"My current work is an exploration of change, time, and process. I've always thought of glass as a matrix of the space-time-heat continuum. Its form is a record of a series of events that happened to it along its formation, like strata within the earth's crust."
R Jason Howard's current work draws on a unique combination of traditional Italian techniques and self-invented processes to create large, organic, colorful forms, that push the boundaries of what flameworked glass can do. He draws inspiration from the natural world, especially his garden, and listens closely to the organic and musical harmonies of color and the vibrations of life.
Howard works in a technique called flameworking, which uses a large and very hot torch powered by oxygen and propane to melt borosilicate glass, also known as "hard glass," or Pyrex. The crack-resistant property of borosilicate makes it ideal for working directly in the flame, where temperature changes are extreme. It's also ideal for complex projects with many parts, where multiple reheating cycles are needed. Not only is the glass resistant to thermal shock, but it also handles cooling down well.
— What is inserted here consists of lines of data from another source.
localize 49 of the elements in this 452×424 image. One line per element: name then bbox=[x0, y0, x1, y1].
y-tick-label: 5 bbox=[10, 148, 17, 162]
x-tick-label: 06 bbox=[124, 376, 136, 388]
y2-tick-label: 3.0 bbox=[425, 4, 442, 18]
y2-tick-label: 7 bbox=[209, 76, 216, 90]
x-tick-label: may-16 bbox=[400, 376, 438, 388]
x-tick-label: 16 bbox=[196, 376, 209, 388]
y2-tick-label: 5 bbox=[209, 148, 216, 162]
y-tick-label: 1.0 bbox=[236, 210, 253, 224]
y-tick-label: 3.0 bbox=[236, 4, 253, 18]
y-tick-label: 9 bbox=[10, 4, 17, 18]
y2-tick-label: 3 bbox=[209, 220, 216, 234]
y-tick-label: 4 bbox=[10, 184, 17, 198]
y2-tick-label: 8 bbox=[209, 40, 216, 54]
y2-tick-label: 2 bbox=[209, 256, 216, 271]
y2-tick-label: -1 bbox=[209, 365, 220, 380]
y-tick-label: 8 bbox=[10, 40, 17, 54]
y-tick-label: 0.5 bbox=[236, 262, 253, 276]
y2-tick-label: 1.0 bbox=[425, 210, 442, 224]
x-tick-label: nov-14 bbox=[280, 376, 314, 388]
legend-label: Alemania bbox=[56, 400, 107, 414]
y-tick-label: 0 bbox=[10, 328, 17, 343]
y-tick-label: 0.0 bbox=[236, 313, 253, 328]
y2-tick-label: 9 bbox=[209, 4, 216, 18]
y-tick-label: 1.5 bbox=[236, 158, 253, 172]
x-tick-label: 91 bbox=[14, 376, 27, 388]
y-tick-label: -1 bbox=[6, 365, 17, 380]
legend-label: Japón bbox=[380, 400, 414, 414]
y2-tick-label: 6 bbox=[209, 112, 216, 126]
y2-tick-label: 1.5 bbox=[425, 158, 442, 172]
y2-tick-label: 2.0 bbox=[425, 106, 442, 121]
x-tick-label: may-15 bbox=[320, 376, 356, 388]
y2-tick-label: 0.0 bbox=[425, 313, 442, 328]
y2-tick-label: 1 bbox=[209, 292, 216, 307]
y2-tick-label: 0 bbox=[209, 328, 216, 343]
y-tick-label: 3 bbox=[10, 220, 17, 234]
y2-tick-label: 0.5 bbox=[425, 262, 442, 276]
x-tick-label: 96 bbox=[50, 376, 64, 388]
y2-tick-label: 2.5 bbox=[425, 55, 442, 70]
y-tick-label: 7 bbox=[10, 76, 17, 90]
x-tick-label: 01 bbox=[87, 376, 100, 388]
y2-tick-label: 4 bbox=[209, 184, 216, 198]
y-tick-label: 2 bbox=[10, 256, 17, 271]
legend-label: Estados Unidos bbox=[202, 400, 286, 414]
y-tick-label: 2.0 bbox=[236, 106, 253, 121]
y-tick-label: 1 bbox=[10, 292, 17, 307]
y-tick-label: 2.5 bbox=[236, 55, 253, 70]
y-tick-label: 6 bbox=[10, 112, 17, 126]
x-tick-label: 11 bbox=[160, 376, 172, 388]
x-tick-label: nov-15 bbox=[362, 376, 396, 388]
Howard first began working with glass in 1997 as a senior studying ceramics at Hamilton College with glass artist Robert Palusky. Seduced by its alluring qualities of light and the sheer technical challenge, Howard's glass experimentation soon turned to obsession and total immersion. After a two-year internship as Hamilton's ceramic studio technician and a scholarship to The Studio of the Corning Museum of Glass, he began studying both off-hand glassblowing and flameworking. His work has been exhibited in national galleries and is in the permanent collection of the Philadelphia Museum of Art. He won a NICHE Award in 2009.